While virtually any business that uses a computer network is at risk for cyber threats (hello all businesses), law firms are especially vulnerable for a number of reasons. First is the nature of information collected. Broad cyber policies will not only cover the theft of personal identifiable information (PII) but also third-party corporate information for which the firm is liable. Law firms have a legal duty to keep client information confidential. This begs the question of when there is a claim that a firm breached that duty to confidentiality, should that claim be covered by a cyber liability policy or professional liability policy? That is a good question. I always recommend looking for a professional liability policy that has no cyber related exclusions, but insurance companies are making that more difficult these days. It is becoming more common to see cyber exclusions on the professional liability policy, which makes it even more imperative to understand the exclusions in your own policy forms.
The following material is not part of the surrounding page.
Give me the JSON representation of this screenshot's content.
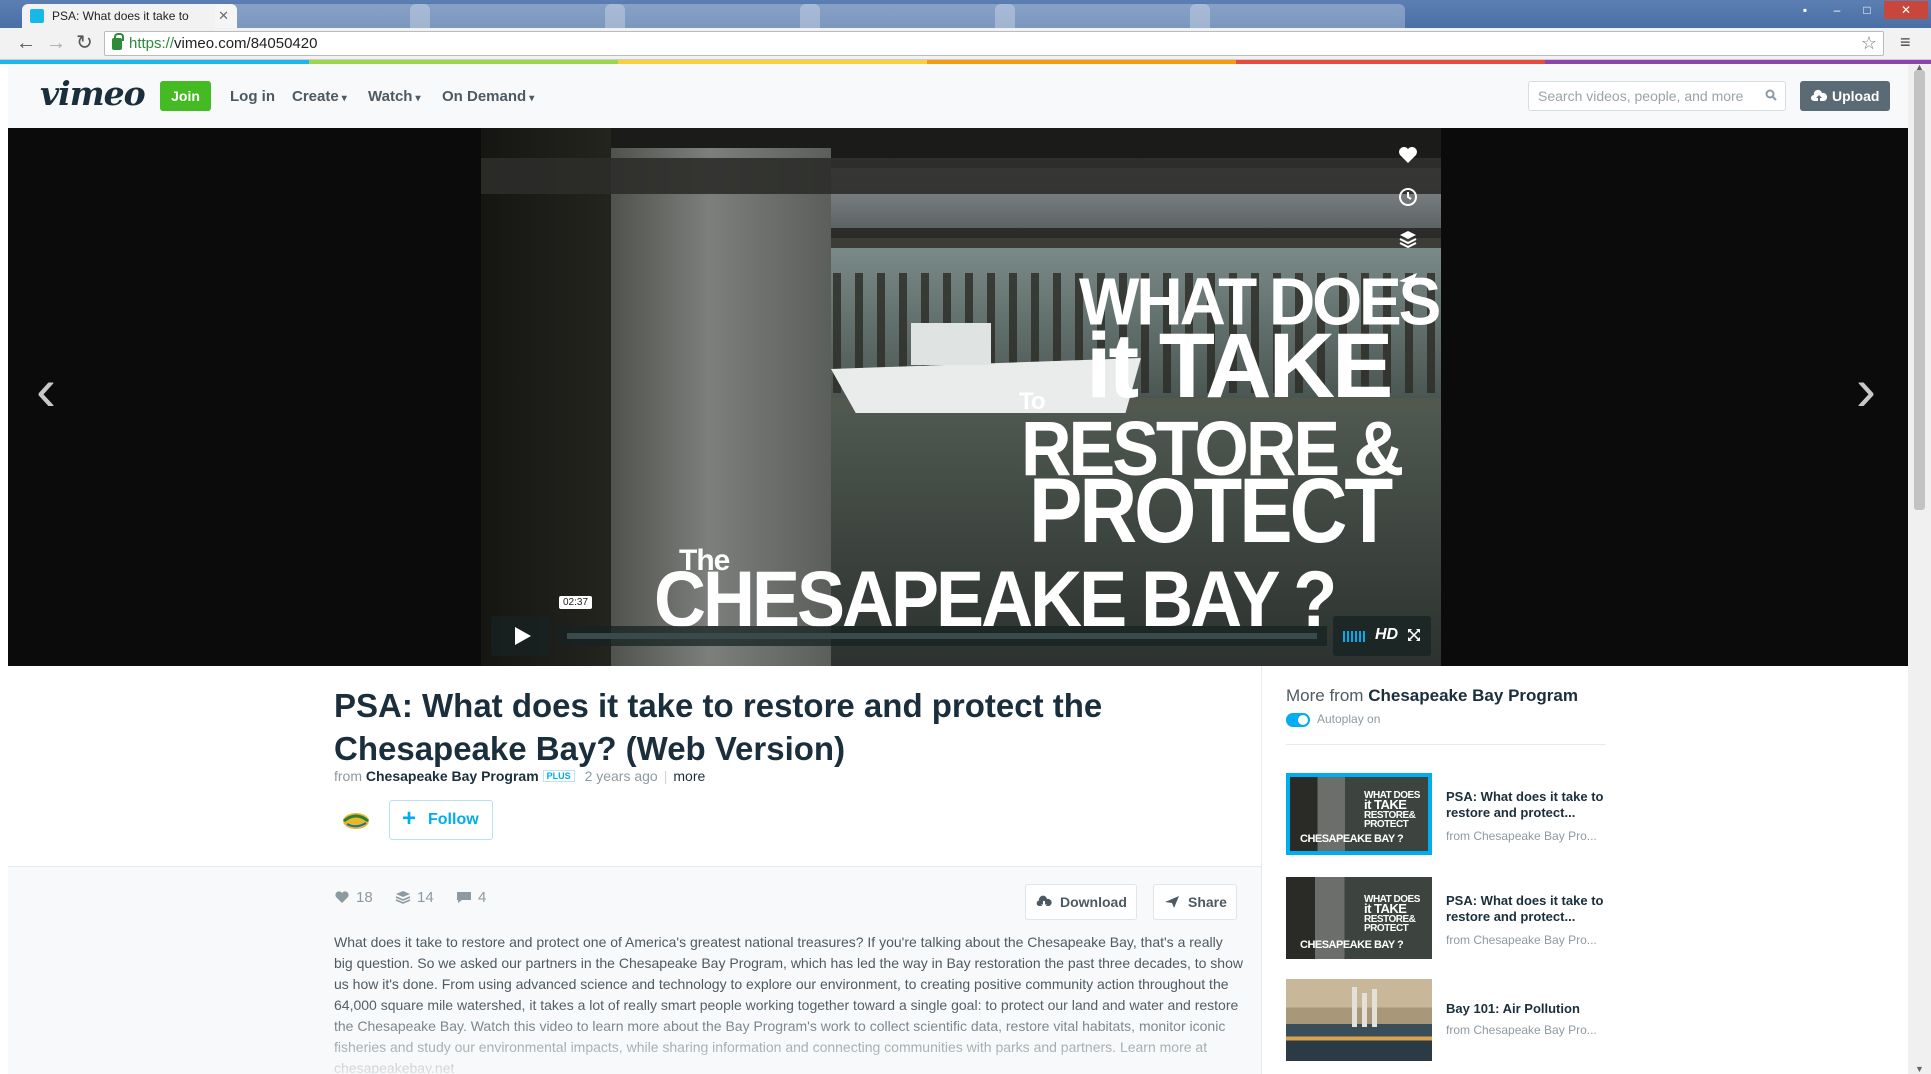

Another reason law firms are seeing an increase in claims is due to the uptick of cybercrime. It is common knowledge that law firms have escrow/client trust accounts. This makes firms a large target for cybercrime. Cybercrime can come in many forms including extortion, fund transfer fraud, social engineering etc. Typically, extortion will be covered up to policy limits, but other forms are cybercrime are often subject to much smaller sublimits. Because there are true crime polices law firms can purchase for these exposures, cyber liability companies try to limit their exposure to this sort of crime. Again, the original intent of the form was to protect against legal liability for a data or security breach, although one could now argue the cybercrime is just as concerning.
The cyber liability market has tightened up in the last year as the frequency of claims has steadily increased. COVID-19 has played a significant role with employees suddenly needing to work from home practically overnight. Employers did not have the time or resources to put proper precautions in place to protect their network. Due to these claims, premiums have started to increase and underwriting has become more restrictive. It may be time to make some improvements to your cyber risk management strategy. Think about including annual training for your employees on common cyber threats. Many insurance companies offer this at no cost. Check with your IT provider on if you have access to multi-factor authentication. That could be the difference in being offered or denied coverage. The more an underwriter feels confident that a firm is taking proper risk management precautions, the more willing they will be to offer competitive coverage.
Even with the tightening of the market, cyber liability policies are still some of the most robust policies in the marketplace. Not only do they cover numerous types of claims and losses, but usually come with additional benefits such as reputation protection, breach coaches, training resources, etc. Law firms will continue to be vulnerable in the future and it will only become more important to evaluate if this product is a fit for your firm.